A word about that song “Come Wander with Me”. It was written by Jeff Alexander as a faux-folk tune for an episode of The Twilight Zone, and has had a curious afterlife in the last several years, showing up in various places. An entry in IMDB explains that it’s been heard in the film The Brown Bunny and at least one commercial, among other places, and showed up on a compilation album curated by Air. British Sea Power have now retro-fitted the song for a modern re-imagining of a project where the song might have been heard if it had existed at the time, which it didn’t. Talk about twilight zones.

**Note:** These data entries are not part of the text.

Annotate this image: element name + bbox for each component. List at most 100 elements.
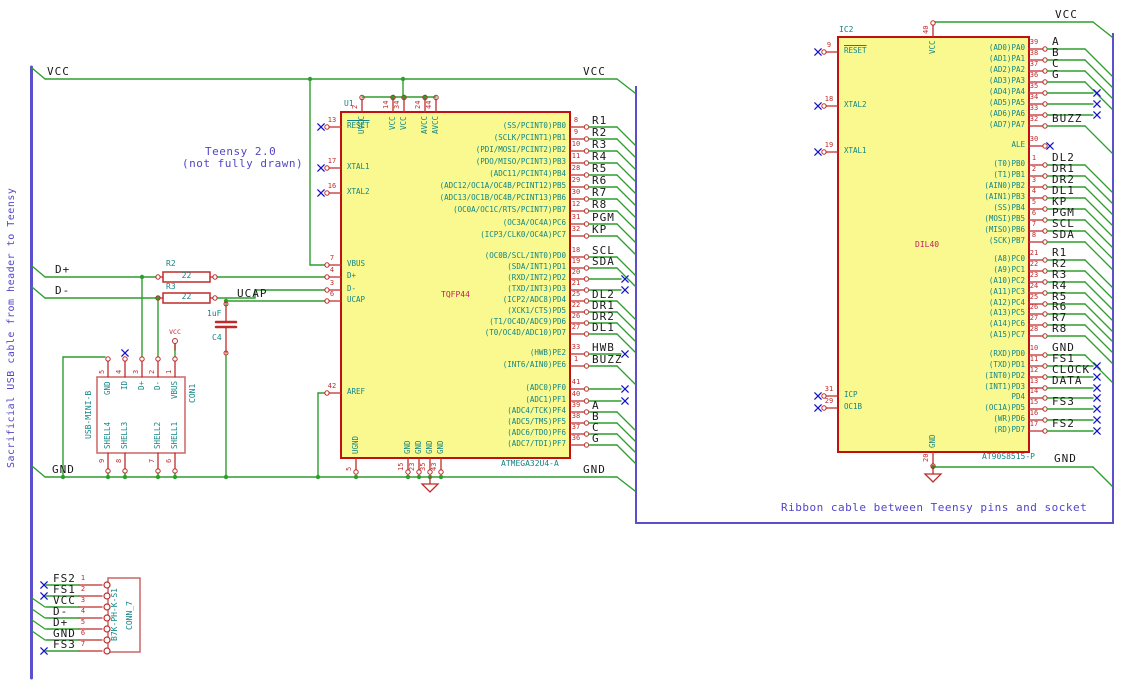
ic2-pin-number: 5 bbox=[1031, 198, 1037, 206]
ic2-pin-name: (A10)PC2 bbox=[988, 276, 1025, 285]
u1-value[interactable]: ATMEGA32U4-A bbox=[501, 460, 559, 468]
ic2-reference[interactable]: IC2 bbox=[839, 26, 853, 34]
c4-reference[interactable]: C4 bbox=[212, 334, 222, 342]
usb-pin-number: 6 bbox=[165, 458, 173, 463]
ic2-pin-name: (MOSI)PB5 bbox=[984, 214, 1025, 223]
c4-value[interactable]: 1uF bbox=[207, 310, 221, 318]
ic2-pin-number: 12 bbox=[1029, 366, 1039, 374]
ic2-pin-name: (AIN1)PB3 bbox=[984, 192, 1025, 201]
u1-pin-number: 31 bbox=[571, 213, 581, 221]
u1-pin-number: 38 bbox=[571, 412, 581, 420]
net-label-r1[interactable]: R1 bbox=[592, 115, 607, 126]
net-label-r6[interactable]: R6 bbox=[592, 175, 607, 186]
u1-pin-name: (ADC4/TCK)PF4 bbox=[507, 406, 566, 415]
u1-pin-number: 12 bbox=[571, 200, 581, 208]
ic2-pin-number: 16 bbox=[1029, 409, 1039, 417]
net-label-r3[interactable]: R3 bbox=[592, 139, 607, 150]
ic2-value[interactable]: AT90S8515-P bbox=[982, 453, 1035, 461]
usb-value[interactable]: USB-MINI-B bbox=[84, 391, 93, 439]
net-label-ic2-vcc[interactable]: VCC bbox=[1055, 9, 1078, 20]
ic2-pin-name: (AIN0)PB2 bbox=[984, 181, 1025, 190]
u1-pin-name: (HWB)PE2 bbox=[529, 348, 566, 357]
ic2-pin-name: (AD4)PA4 bbox=[988, 87, 1025, 96]
ic2-footprint[interactable]: DIL40 bbox=[915, 241, 939, 249]
ic2-pin-name: (A9)PC1 bbox=[993, 265, 1025, 274]
u1-pin-number: 26 bbox=[571, 312, 581, 320]
net-label-vcc-left[interactable]: VCC bbox=[47, 66, 70, 77]
r3-value[interactable]: 22 bbox=[163, 293, 210, 301]
net-label-g[interactable]: G bbox=[592, 433, 600, 444]
ic2-pin-number: 1 bbox=[1031, 154, 1037, 162]
u1-pin-number: 22 bbox=[571, 301, 581, 309]
net-label-fs3[interactable]: FS3 bbox=[53, 639, 76, 650]
u1-pin-number: 25 bbox=[571, 290, 581, 298]
ic2-pin-name: XTAL2 bbox=[844, 100, 867, 109]
ic2-pin-name: RESET bbox=[844, 46, 867, 55]
u1-pin-name: (SDA/INT1)PD1 bbox=[507, 262, 566, 271]
u1-pin-name: (OC0B/SCL/INT0)PD0 bbox=[484, 251, 566, 260]
u1-pin-number: 30 bbox=[571, 188, 581, 196]
net-label-r8[interactable]: R8 bbox=[1052, 323, 1067, 334]
conn7-pin-number: 5 bbox=[80, 618, 86, 626]
u1-pin-number: 14 bbox=[382, 100, 390, 109]
ic2-pin-name: VCC bbox=[928, 40, 937, 54]
net-label-pgm[interactable]: PGM bbox=[592, 212, 615, 223]
ic2-pin-name: (A14)PC6 bbox=[988, 319, 1025, 328]
r3-reference[interactable]: R3 bbox=[166, 283, 176, 291]
net-label-data[interactable]: DATA bbox=[1052, 375, 1083, 386]
net-label-r7[interactable]: R7 bbox=[592, 187, 607, 198]
ic2-pin-number: 10 bbox=[1029, 344, 1039, 352]
usb-pin-number: 3 bbox=[132, 369, 140, 374]
ic2-pin-name: (A8)PC0 bbox=[993, 254, 1025, 263]
ic2-pin-name: (AD3)PA3 bbox=[988, 76, 1025, 85]
ic2-pin-name: (AD2)PA2 bbox=[988, 65, 1025, 74]
net-label-buzz[interactable]: BUZZ bbox=[592, 354, 623, 365]
vcc-power-symbol-label[interactable]: VCC bbox=[163, 329, 187, 336]
net-label-r2[interactable]: R2 bbox=[592, 127, 607, 138]
ic2-pin-number: 15 bbox=[1029, 398, 1039, 406]
conn7-value[interactable]: B7K-PH-K-S1 bbox=[110, 588, 119, 641]
u1-pin-name: (ADC5/TMS)PF5 bbox=[507, 417, 566, 426]
r2-value[interactable]: 22 bbox=[163, 272, 210, 280]
net-label-sda[interactable]: SDA bbox=[1052, 229, 1075, 240]
usb-pin-name: SHELL1 bbox=[170, 421, 179, 449]
u1-pin-name: UCAP bbox=[347, 295, 366, 304]
ic2-pin-number: 28 bbox=[1029, 325, 1039, 333]
net-label-dminus[interactable]: D- bbox=[55, 285, 70, 296]
net-label-sda[interactable]: SDA bbox=[592, 256, 615, 267]
ic2-pin-name: (A12)PC4 bbox=[988, 298, 1025, 307]
u1-pin-number: 27 bbox=[571, 323, 581, 331]
u1-pin-name: D- bbox=[347, 284, 357, 293]
net-label-fs2[interactable]: FS2 bbox=[1052, 418, 1075, 429]
u1-pin-name: (ADC11/PCINT4)PB4 bbox=[489, 169, 566, 178]
net-label-fs3[interactable]: FS3 bbox=[1052, 396, 1075, 407]
net-label-kp[interactable]: KP bbox=[592, 224, 607, 235]
net-label-buzz[interactable]: BUZZ bbox=[1052, 113, 1083, 124]
r2-reference[interactable]: R2 bbox=[166, 260, 176, 268]
ic2-pin-number: 23 bbox=[1029, 271, 1039, 279]
schematic-sheet: VCC 8 (SS/PCINT0)PB0 R1 9 (SCLK/PCINT1)PB1 R2 1… bbox=[0, 0, 1131, 690]
net-label-ucap[interactable]: UCAP bbox=[237, 288, 268, 299]
net-label-dl1[interactable]: DL1 bbox=[592, 322, 615, 333]
ic2-pin-name: (INT0)PD2 bbox=[984, 371, 1025, 380]
u1-pin-name: D+ bbox=[347, 271, 357, 280]
usb-reference[interactable]: CON1 bbox=[188, 384, 197, 403]
ic2-pin-number: 29 bbox=[824, 397, 834, 405]
net-label-gnd-right[interactable]: GND bbox=[583, 464, 606, 475]
net-label-dplus[interactable]: D+ bbox=[55, 264, 70, 275]
net-label-gnd-left[interactable]: GND bbox=[52, 464, 75, 475]
net-label-ic2-gnd[interactable]: GND bbox=[1054, 453, 1077, 464]
ic2-pin-number: 8 bbox=[1031, 231, 1037, 239]
net-label-r4[interactable]: R4 bbox=[592, 151, 607, 162]
u1-pin-name: (ADC1)PF1 bbox=[525, 395, 566, 404]
ic2-pin-name: (AD5)PA5 bbox=[988, 98, 1025, 107]
conn7-reference[interactable]: CONN_7 bbox=[125, 601, 134, 630]
net-label-vcc-right[interactable]: VCC bbox=[583, 66, 606, 77]
net-label-r5[interactable]: R5 bbox=[592, 163, 607, 174]
net-label-hwb[interactable]: HWB bbox=[592, 342, 615, 353]
u1-footprint[interactable]: TQFP44 bbox=[441, 291, 470, 299]
net-label-g[interactable]: G bbox=[1052, 69, 1060, 80]
net-label-r8[interactable]: R8 bbox=[592, 199, 607, 210]
u1-reference[interactable]: U1 bbox=[344, 100, 354, 108]
u1-pin-number: 20 bbox=[571, 268, 581, 276]
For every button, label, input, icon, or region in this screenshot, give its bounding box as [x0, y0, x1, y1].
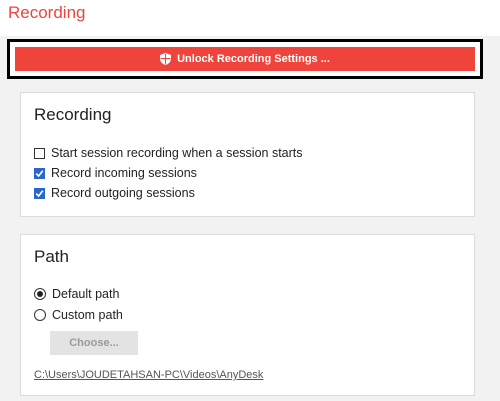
path-panel-title: Path	[34, 247, 69, 266]
choose-button[interactable]: Choose...	[50, 331, 138, 355]
checkbox-checked[interactable]	[34, 187, 45, 199]
checkbox-label: Record outgoing sessions	[51, 186, 195, 200]
start-recording-checkbox[interactable]: Start session recording when a session s…	[34, 146, 303, 160]
radio-selected[interactable]	[34, 288, 46, 300]
checkmark-icon	[35, 169, 44, 177]
default-path-radio[interactable]: Default path	[34, 287, 119, 301]
checkbox-label: Record incoming sessions	[51, 166, 197, 180]
path-panel: Path Default path Custom path Choose... …	[20, 234, 475, 396]
unlock-highlight-frame: Unlock Recording Settings ...	[7, 39, 483, 79]
radio-unselected[interactable]	[34, 309, 46, 321]
recording-panel: Recording Start session recording when a…	[20, 92, 475, 217]
checkmark-icon	[35, 189, 44, 197]
checkbox-label: Start session recording when a session s…	[51, 146, 303, 160]
radio-label: Default path	[52, 287, 120, 301]
current-path-link[interactable]: C:\Users\JOUDETAHSAN-PC\Videos\AnyDesk	[34, 369, 263, 381]
custom-path-radio[interactable]: Custom path	[34, 308, 123, 322]
radio-label: Custom path	[52, 308, 123, 322]
recording-panel-title: Recording	[34, 105, 112, 124]
checkbox-unchecked[interactable]	[34, 147, 45, 159]
unlock-settings-button[interactable]: Unlock Recording Settings ...	[15, 47, 475, 71]
unlock-settings-label: Unlock Recording Settings ...	[177, 53, 330, 65]
page-title: Recording	[8, 3, 86, 22]
record-outgoing-checkbox[interactable]: Record outgoing sessions	[34, 186, 195, 200]
checkbox-checked[interactable]	[34, 167, 45, 179]
header-bar: Recording	[0, 0, 500, 36]
record-incoming-checkbox[interactable]: Record incoming sessions	[34, 166, 197, 180]
shield-icon	[160, 53, 172, 65]
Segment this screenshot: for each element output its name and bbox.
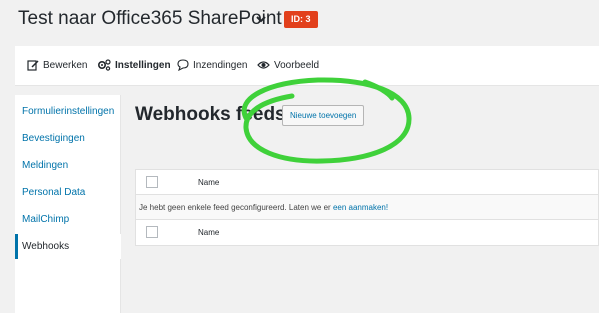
eye-icon <box>257 61 270 69</box>
sidebar-item-form-settings[interactable]: Formulierinstellingen <box>15 99 121 124</box>
sidebar-item-confirmations[interactable]: Bevestigingen <box>15 126 121 151</box>
form-header: Test naar Office365 SharePoint ID: 3 <box>0 0 599 42</box>
edit-icon <box>27 60 39 71</box>
page-title: Webhooks feeds <box>135 104 286 125</box>
gears-icon <box>97 59 111 71</box>
table-header-row: Name <box>136 170 598 195</box>
empty-message: Je hebt geen enkele feed geconfigureerd.… <box>139 203 388 212</box>
toolbar-edit-label: Bewerken <box>43 59 88 71</box>
column-footer-name[interactable]: Name <box>198 228 219 237</box>
sidebar-item-personal-data[interactable]: Personal Data <box>15 180 121 205</box>
select-all-checkbox-footer[interactable] <box>146 226 158 238</box>
toolbar-entries-label: Inzendingen <box>193 59 248 71</box>
column-header-name[interactable]: Name <box>198 178 219 187</box>
toolbar-entries[interactable]: Inzendingen <box>177 59 248 71</box>
empty-message-text: Je hebt geen enkele feed geconfigureerd.… <box>139 203 331 212</box>
toolbar-preview[interactable]: Voorbeeld <box>257 59 319 71</box>
sidebar-item-notifications[interactable]: Meldingen <box>15 153 121 178</box>
sidebar-item-mailchimp[interactable]: MailChimp <box>15 207 121 232</box>
comment-icon <box>177 59 189 71</box>
form-title: Test naar Office365 SharePoint <box>18 8 282 29</box>
table-empty-row: Je hebt geen enkele feed geconfigureerd.… <box>136 195 598 220</box>
toolbar-settings-label: Instellingen <box>115 59 171 71</box>
main-content: Webhooks feeds Nieuwe toevoegen Name Je … <box>121 95 599 313</box>
settings-panel: Formulierinstellingen Bevestigingen Meld… <box>15 95 599 313</box>
toolbar-edit[interactable]: Bewerken <box>27 59 87 71</box>
add-new-button[interactable]: Nieuwe toevoegen <box>282 105 365 126</box>
toolbar-preview-label: Voorbeeld <box>274 59 320 71</box>
settings-sidebar: Formulierinstellingen Bevestigingen Meld… <box>15 95 121 313</box>
table-footer-row: Name <box>136 220 598 245</box>
select-all-checkbox[interactable] <box>146 176 158 188</box>
form-id-badge: ID: 3 <box>284 11 318 28</box>
feeds-table: Name Je hebt geen enkele feed geconfigur… <box>135 169 599 246</box>
create-feed-link[interactable]: een aanmaken! <box>333 203 388 212</box>
sidebar-item-webhooks[interactable]: Webhooks <box>15 234 121 259</box>
chevron-down-icon[interactable] <box>255 12 267 30</box>
form-toolbar: Bewerken Instellingen Inzendingen Voorbe… <box>15 46 599 86</box>
toolbar-settings[interactable]: Instellingen <box>97 59 171 71</box>
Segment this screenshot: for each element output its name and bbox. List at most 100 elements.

The notes say the movie is “at once heroic, stunning, camp, ridiculous. It’s everything a rock band should be … Man of Aran is a dream, allowing you to imagine how things might be. As guitarist Martin Noble observes: ‘We made this soundtrack because we liked the romantic notion of people living on the edge of existence. It’s something I’d like to think I could do, but never will.’ “

What an odd project this is, to replace an old movie’s soundtrack with a new one. I admit there’s a strange symmetry in a band called British Sea Power handling a movie all about the power of the sea, but clearly the intended audience here is the band’s fans, for this is marketed as a CD and will be shelved with their others. Those people will take a look at the DVD and find an experience like a feature-length music video, and perhaps then they will be encouraged to seek out the proper presentation and even Flaherty’s other films. But what if you’re already a Flaherty fan? You’ll probably seek this out for curiosity value and, depending on your musical taste, may well enjoy the majestic sound as an adjunct to the majestic pictures, but I’ve already said that film buffs shouldn’t look to this as their first experience of the film.

Such a thing has “gimmick” written all over it and there have been others in the new century–Yo La Tengo’s music for the undersea nature documentaries of Jean Painlevé (sold through the band’s website but now also available on a Criterion disc of his films), Superchunk’s score to the silent Japanese film A Page of Madness (available through their site). Those latter two examples premiered at the San Francisco Film Festival. Guitarist Bill Frisell was commissioned to compose scores for Buster Keaton films in New York, and some of those are being released on DVD this year.

It’s a way of attracting hip young sell-out crowds to old movies. It works at least provisionally for the night of the performance. I am reminding of Giorgio Moroder’s ‘80s rescoring of Metropolis. Perhaps we can look forward to bolder moves: The White Stripes do Breakfast at Tiffany’s or Pet Shop Boys rescoring It’s a Mad, Mad, Mad, Mad World.